Mario Holguín
Cuando Leonel Fernández se interesa en la politica
Hay una vieja tentación en política de convertir los retrocesos en demostraciones de inteligencia estratégica. Pero no todo paso atrás es una maniobra calculada, ni toda rectificación constituye una estrategia. Por eso, cuando se observan los frecuentes cambios de posición atribuidos al gobierno del presidente Luis Abinader, resulta difícil encontrar una equivalencia seria con aquella concepción política asociada a Vladimir Lenin sobre avances, retrocesos y reorganización de fuerzas.

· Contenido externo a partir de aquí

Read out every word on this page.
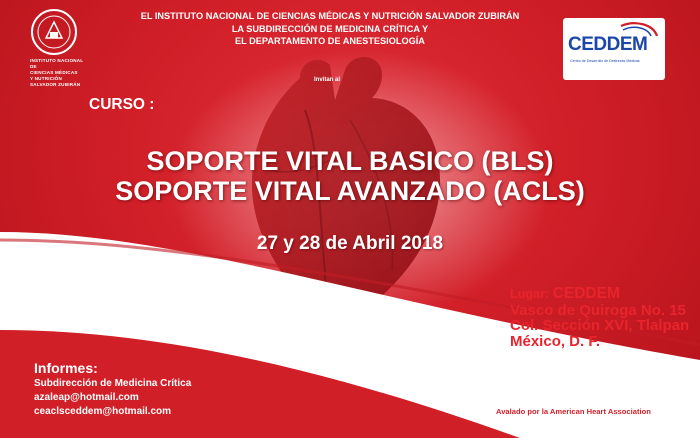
INSTITUTO NACIONAL
DE
CIENCIAS MÉDICAS
Y NUTRICIÓN
SALVADOR ZUBIRÁN
EL INSTITUTO NACIONAL DE CIENCIAS MÉDICAS Y NUTRICIÓN SALVADOR ZUBIRÁN
LA SUBDIRECCIÓN DE MEDICINA CRÍTICA Y
EL DEPARTAMENTO DE ANESTESIOLOGÍA
Invitan al
CEDDEM
Centro de Desarrollo de Destrezas Médicas
CURSO :
SOPORTE VITAL BASICO (BLS)
SOPORTE VITAL AVANZADO (ACLS)
27 y 28 de Abril 2018
Lugar: CEDDEM
Vasco de Quiroga No. 15
Col. Sección XVI, Tlalpan
México, D. F.
Informes:
Subdirección de Medicina Crítica
azaleap@hotmail.com
ceaclsceddem@hotmail.com	Avalado por la American Heart Association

Lenin tituló en 1904 una de sus obras Un paso adelante, dos pasos atrás. Más allá de las circunstancias particulares de aquella disputa política, la experiencia leninista dejó asociada la retirada táctica con una cuestión esencial que podemos resumir diciendo que retroceder puede tener sentido cuando existe una estrategia definida para continuar avanzando.
Fue con la frase “Un paso adelante, dos pasos atrás” de boca de Jimmy Sierra en una de las tertulias callejeras en Villa Juana, cuando Leonel Fernández quedó cautivado para incursionar luego en la política. Para entonces, la teoría política y la literatura eran el pan nuestro de cada día.
Mas, sin desviarnos del punto inicial, si no tiene sentido retroceder se crea el punto de inflexión con los llamados recules de Abinader.
Porque cuando un gobierno anuncia una medida, genera expectativas o incertidumbre, enfrenta el rechazo de distintos sectores y posteriormente modifica, aplaza o abandona lo planteado, no necesariamente estamos frente a una retirada estratégica. Sin embargo, las evidencias muestran una deficiencia en la planificación política, la construcción de consensos, la evaluación de consecuencias o la comunicación gubernamental.
Gobernar democráticamente exige rectificar cuando una decisión resulta equivocada. De hecho, reconocer un error puede ser una virtud. El problema comienza cuando la rectificación deja de ser excepcional y se convierte en ridícula, ante la opinión pública, característica recurrente del proceso de toma de decisiones de este gobierno.
Una política pública seria debería recorrer el camino contrario. Primero estudiar. Después consultar. Luego construir viabilidad jurídica, económica y social. Finalmente decidir y comunicar. Cuando ese orden se invierte, el gobierno corre el riesgo de utilizar a toda la sociedad como escenario de ensayo y error.
Por eso, el debate no debe concentrarse simplemente en cuántas veces ha reculado Abinader. La pregunta políticamente más importante es por qué se producen esos recules y qué revelan sobre la capacidad de anticipación del Gobierno.
Tampoco sería justo sostener que toda decisión reconsiderada constituye un fracaso. Un presidente responsable debe escuchar a la sociedad y modificar políticas cuando las circunstancias o las evidencias así lo aconsejen. Pero escuchar después de anunciar no sustituye la obligación de consultar antes de decidir.
Lenin podía entender una retirada como parte de una estrategia para preservar fuerzas y posteriormente recuperar la iniciativa. Un gobierno democrático moderno debe ser evaluado con parámetros diferentes, enmarcado en la planificación, institucionalidad, transparencia, participación, resultados y previsibilidad.
Por eso, atribuirle una sofisticada inspiración leninista a cada marcha atrás gubernamental sería concederle demasiado a la ironía.
Los recules de Abinader nada tienen que ver con Lenin cuando no existe evidencia de que el paso atrás haya sido diseñado para permitir dos pasos posteriores hacia adelante. En política pública, improvisar, encontrar resistencia y rectificar no constituye una teoría. Constituye una señal que merece explicación.
Y quizás ahí esté la verdadera discusión nacional. El problema no es que un gobierno rectifique. El problema aparece cuando primero decide y después descubre aquello que debió estudiar antes de decidir.